Page 49 of Just Another Chance

She sold her soul to the devil.

A bitter laugh erupts from my chest. “He did the same thing to me. Offered to pay me off if I walked out of Tanner’s life. But not even a million dollars would’ve tempted me.”

“That’s because you’re a good person, Addie. Way better than me and Thomas. I should never have accepted his offer and hurt you like that. I regret it so damn much. You have to forgive me. Please. I don’t know what I would do without you.” The tears begin to slide down her cheeks and my heart caves.

Even though I’m upset and hurt, my sister and I have bonded and established a relationship that we’d never had before. And it feels really good. I don’t want to throw it away over something that happened two years ago. Besides, she’s changed for the better and I need her right now more than ever before. “Knowing what you did hurts,” I say slowly, choosing my words carefully, “but you and Owen are the only family I have left. I love you, Kayla.”

With a sob, she throws herself against me and we hug fiercely.

“I love you and that little guy so much, and I don’t know what I’d do without you,” she cries.
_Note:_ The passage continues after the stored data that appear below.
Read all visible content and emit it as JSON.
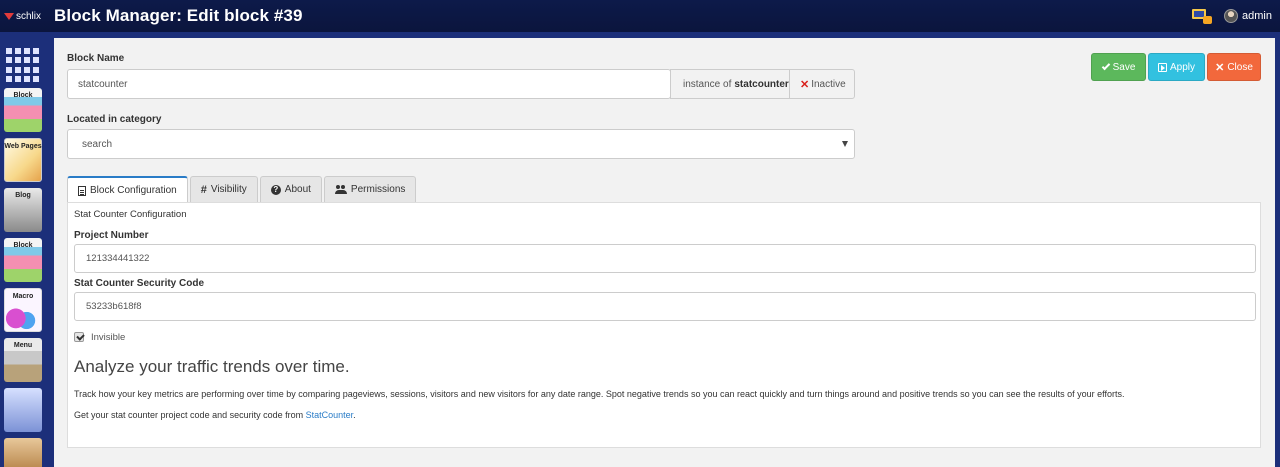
{
  "header": {
    "brand": "schlix",
    "title": "Block Manager: Edit block #39",
    "notification_badge": "10",
    "user": "admin"
  },
  "sidebar": {
    "items": [
      {
        "name": "apps-grid",
        "label": ""
      },
      {
        "name": "block",
        "label": "Block"
      },
      {
        "name": "web-pages",
        "label": "Web Pages"
      },
      {
        "name": "blog",
        "label": "Blog"
      },
      {
        "name": "block-2",
        "label": "Block"
      },
      {
        "name": "macro",
        "label": "Macro"
      },
      {
        "name": "menu",
        "label": "Menu"
      },
      {
        "name": "users",
        "label": ""
      },
      {
        "name": "tools",
        "label": ""
      }
    ]
  },
  "form": {
    "block_name_label": "Block Name",
    "block_name_value": "statcounter",
    "instance_prefix": "instance of",
    "instance_name": "statcounter",
    "status_text": "Inactive",
    "category_label": "Located in category",
    "category_value": "search"
  },
  "buttons": {
    "save": "Save",
    "apply": "Apply",
    "close": "Close"
  },
  "tabs": [
    {
      "label": "Block Configuration",
      "active": true
    },
    {
      "label": "Visibility",
      "active": false
    },
    {
      "label": "About",
      "active": false
    },
    {
      "label": "Permissions",
      "active": false
    }
  ],
  "config": {
    "section_title": "Stat Counter Configuration",
    "project_number_label": "Project Number",
    "project_number_value": "121334441322",
    "security_code_label": "Stat Counter Security Code",
    "security_code_value": "53233b618f8",
    "invisible_label": "Invisible",
    "invisible_checked": true,
    "heading": "Analyze your traffic trends over time.",
    "description": "Track how your key metrics are performing over time by comparing pageviews, sessions, visitors and new visitors for any date range. Spot negative trends so you can react quickly and turn things around and positive trends so you can see the results of your efforts.",
    "link_prefix": "Get your stat counter project code and security code from",
    "link_text": "StatCounter",
    "link_suffix": "."
  },
  "colors": {
    "header_bg": "#0d1a4a",
    "page_bg": "#1c2f7a",
    "save": "#5cb85c",
    "apply": "#32c1e0",
    "close": "#f2683c",
    "link": "#2a7cc7",
    "inactive": "#d9201b"
  }
}
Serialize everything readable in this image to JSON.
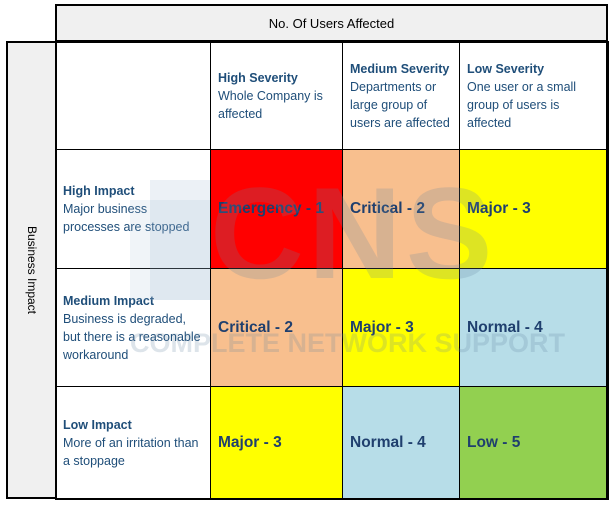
{
  "header": {
    "top": "No. Of Users Affected",
    "side": "Business Impact"
  },
  "columns": [
    {
      "title": "High Severity",
      "desc": "Whole Company is affected"
    },
    {
      "title": "Medium Severity",
      "desc": "Departments or large group of users are affected"
    },
    {
      "title": "Low Severity",
      "desc": "One user or a small group of users is affected"
    }
  ],
  "rows": [
    {
      "title": "High Impact",
      "desc": "Major business processes are stopped",
      "cells": [
        {
          "label": "Emergency - 1",
          "color": "#ff0000"
        },
        {
          "label": "Critical - 2",
          "color": "#f8bf8e"
        },
        {
          "label": "Major - 3",
          "color": "#ffff00"
        }
      ]
    },
    {
      "title": "Medium Impact",
      "desc": "Business is degraded, but there is a reasonable workaround",
      "cells": [
        {
          "label": "Critical - 2",
          "color": "#f8bf8e"
        },
        {
          "label": "Major - 3",
          "color": "#ffff00"
        },
        {
          "label": "Normal - 4",
          "color": "#b7dde8"
        }
      ]
    },
    {
      "title": "Low Impact",
      "desc": "More of an irritation than a stoppage",
      "cells": [
        {
          "label": "Major - 3",
          "color": "#ffff00"
        },
        {
          "label": "Normal - 4",
          "color": "#b7dde8"
        },
        {
          "label": "Low - 5",
          "color": "#92d050"
        }
      ]
    }
  ],
  "watermark": {
    "logo": "CNS",
    "tagline": "COMPLETE NETWORK SUPPORT"
  }
}
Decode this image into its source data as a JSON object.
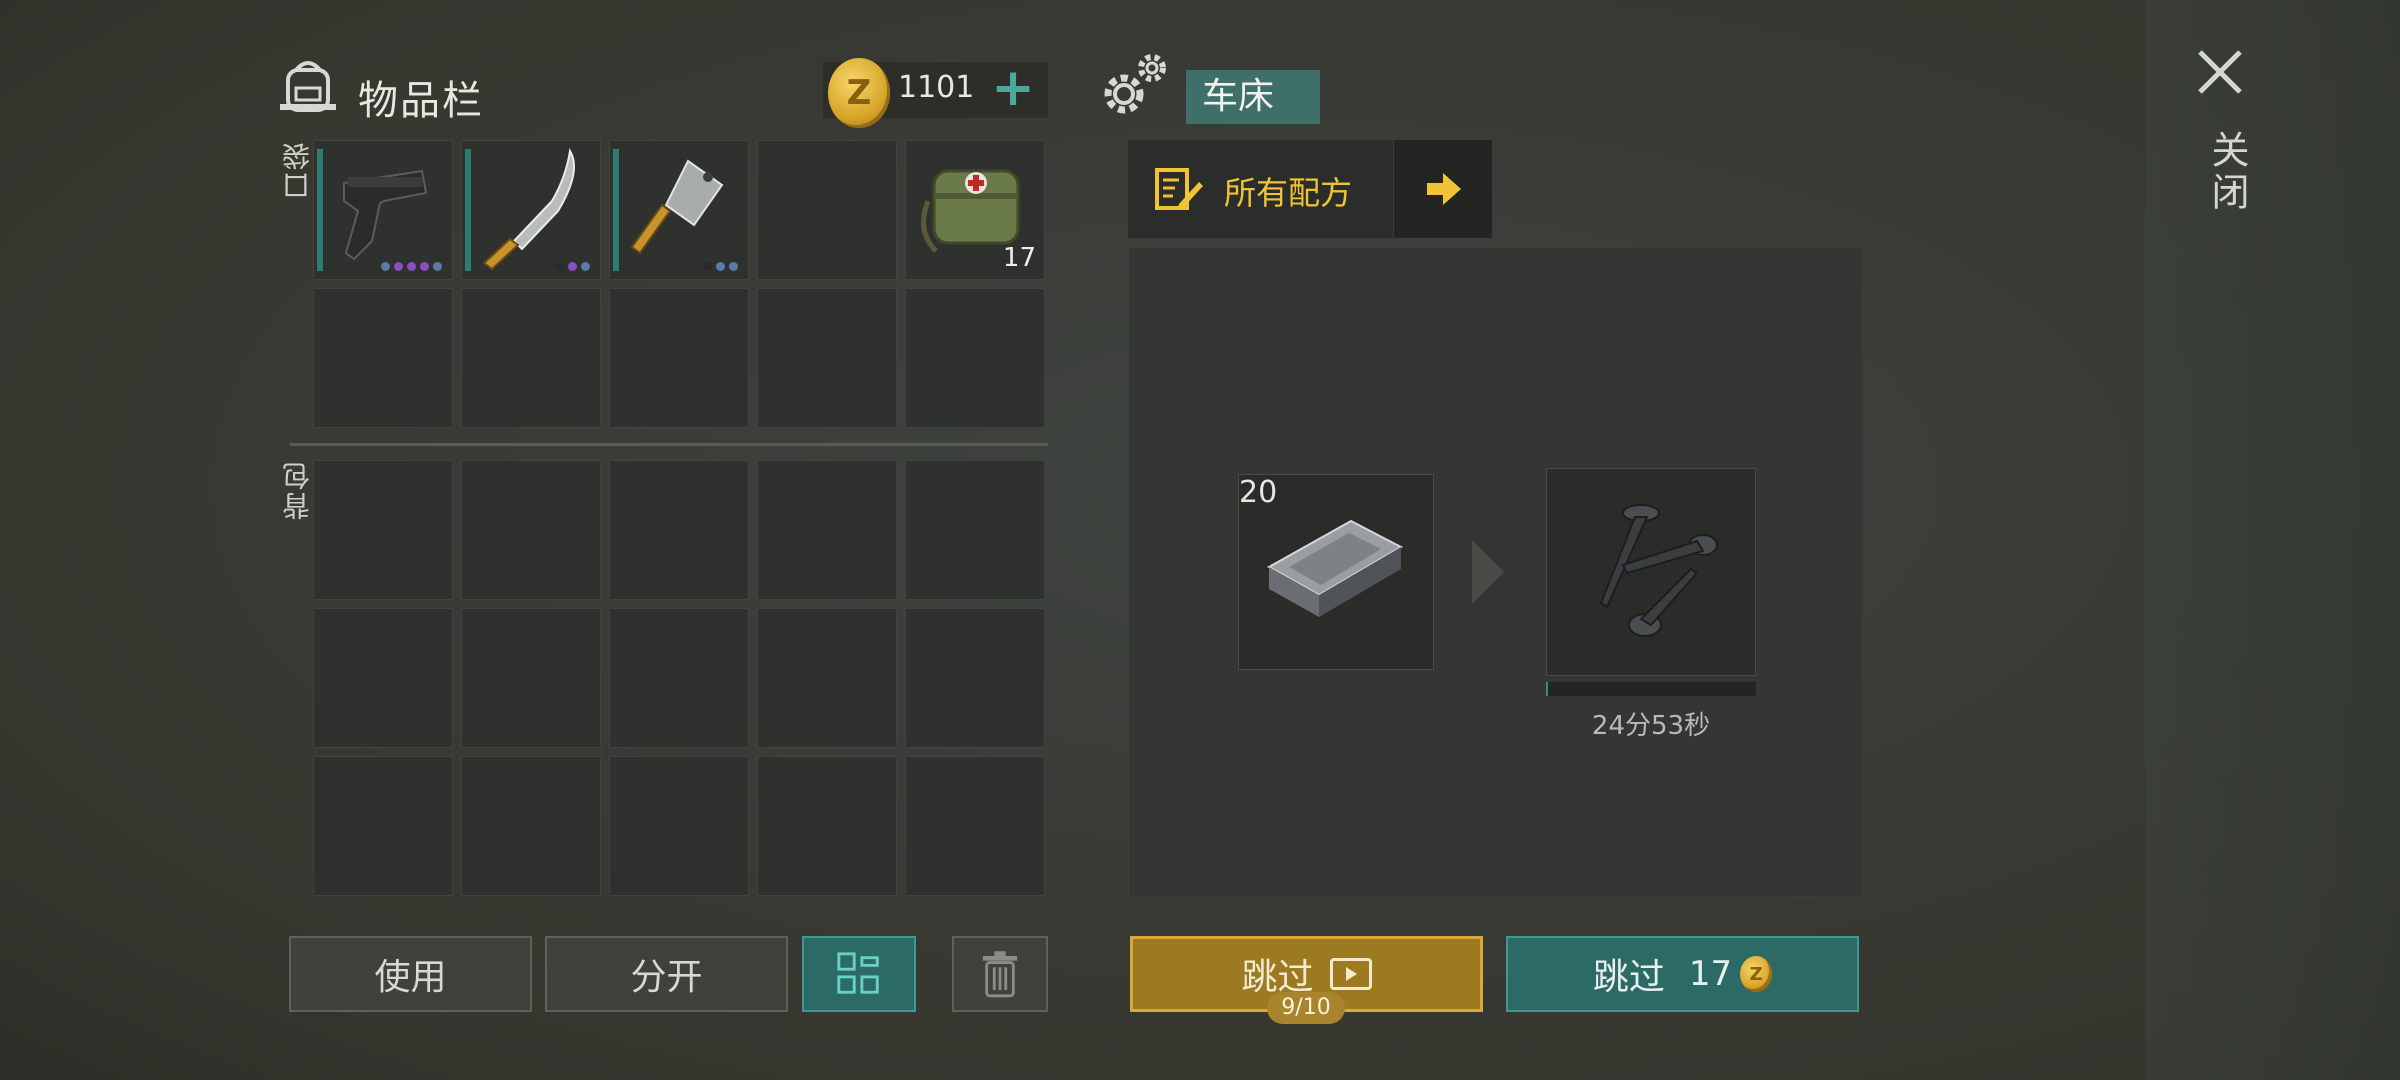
{
  "inventory": {
    "title": "物品栏",
    "coins": "1101",
    "plus": "+",
    "pocket_label": "口袋",
    "backpack_label": "背包",
    "pocket_items": [
      {
        "name": "pistol",
        "count": ""
      },
      {
        "name": "machete",
        "count": ""
      },
      {
        "name": "cleaver",
        "count": ""
      },
      {
        "name": "empty",
        "count": ""
      },
      {
        "name": "medkit-bag",
        "count": "17"
      }
    ]
  },
  "buttons": {
    "use": "使用",
    "split": "分开",
    "skip_ad": "跳过",
    "skip_ad_count": "9/10",
    "skip_coin": "跳过",
    "skip_coin_cost": "17"
  },
  "crafting": {
    "station": "车床",
    "all_recipes": "所有配方",
    "input_count": "20",
    "timer": "24分53秒",
    "progress": 0.01
  },
  "close": "关闭",
  "colors": {
    "accent": "#3d9a90",
    "gold": "#d8a838",
    "recipe": "#f0c434"
  }
}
We pull back from each other and laugh through our tears. Even though Kayla and I haven’t always seen eye to eye, we’ve grown so close in the last couple of months, and I don’t know what I would do without her. It’s a relief to get all of this out in the open and be able to forgive her and now move on.

After we settle back down, I clasp my hands together. “What do you think? It seems like my only option is to ask Tanner for the money. Unless we can sell Mom’s house in the next 24 hours, I don’t know what else to do.”

“How bad was your fight?” she asks softly.

“It wasn’t great,” I admit. “But I have to do whatever it takes to keep Owen safe.”

“Of course,” she agrees.

“I just never wanted Tanner to think I only cared about his money.”

“Oh, Addie, he never thought that. You’ve never asked that man for a dime. It was always true love between the two of you and it never had anything to do with money.”

I hope that she’s right. I’ve never cared that Tanner came from money and could buy anything he wanted. It’s something I never gave much thought to because Tanner doesn’t flaunt his wealth. He never did. I always thought of him as financially secure and comfortable. And extremely generous. But I never expected him to always pay for everything or to loan me money. It wasn’t ever an issue between us because I never made it one.

But now, I’m going to have to step outside my comfort zone and ask for a lot of money. And right when he’s mad at me.Figures.

Why is my life never easy?I wonder.

Pulling myself out of my pity-party, I hug my arms across my chest. “Guess I’m going to have to do some serious groveling.”

“Is there anything I can do to help you?” she asks earnestly.

“Babysit? And pray Tanner is in a good mood when I talk to him.”

“When are you going to go see him?”

“Not tonight. I want to give some time to cool off. Maybe…hopefully…he can try to see my side of the story a little better.”

“I really believe you guys are meant to be together, Addie. It’ll all be okay. I just know it. I don’t think I’ve ever seen a man love someone as much as Tanner loves you.”

Her words are sweet. I just hope they’re true. Because at this point, Tanner and I are running out of chances fast and that scares me.

18

TANNER

After talking to Sierra, I feel a little better. But it’s probably just the whiskey. To be honest, I feel miserable and all I want to do is get away from everyone and everything. I need time to sort through my emotions and decide how best to move forward with Addie and Owen.

There’s something else I need to do, too.

The following morning, I throw on a t-shirt and jeans, get in my SUV and drive to Calvary Cemetery. I haven’t been there since the day we buried Thomas Beckett. It takes me a minute to remember where exactly his gravestone is located and I manoeuvre my car around the narrow, meandering roads. When I find the right landmarks– a tall oak tree and a small pond– I pull over and park on the grass. After turning the car off, I sit there for a long moment and wait for my nerves to calm. Then I get out and start walking across the sprawling green lawn.

Last night, it occurred to me that I’ve never made peace with my father. I wasn’t sure I could, but here I am. I think in order for me to move forward, it’s something that I finally need to do. I sidestep graves and finally find the headstone that belongs to my parents.

It still amazes me how two people could’ve been so different. My mother was a beautiful, bright light with a spirit that cared for others deeply. She was so kind, loving and always there for us kids. My father was the complete opposite– cold, distant and controlling. He was always working and never gave his children the time of day. Unless he had an ulterior motive, he steered clear of his kids and left the parental rearing up to my mom.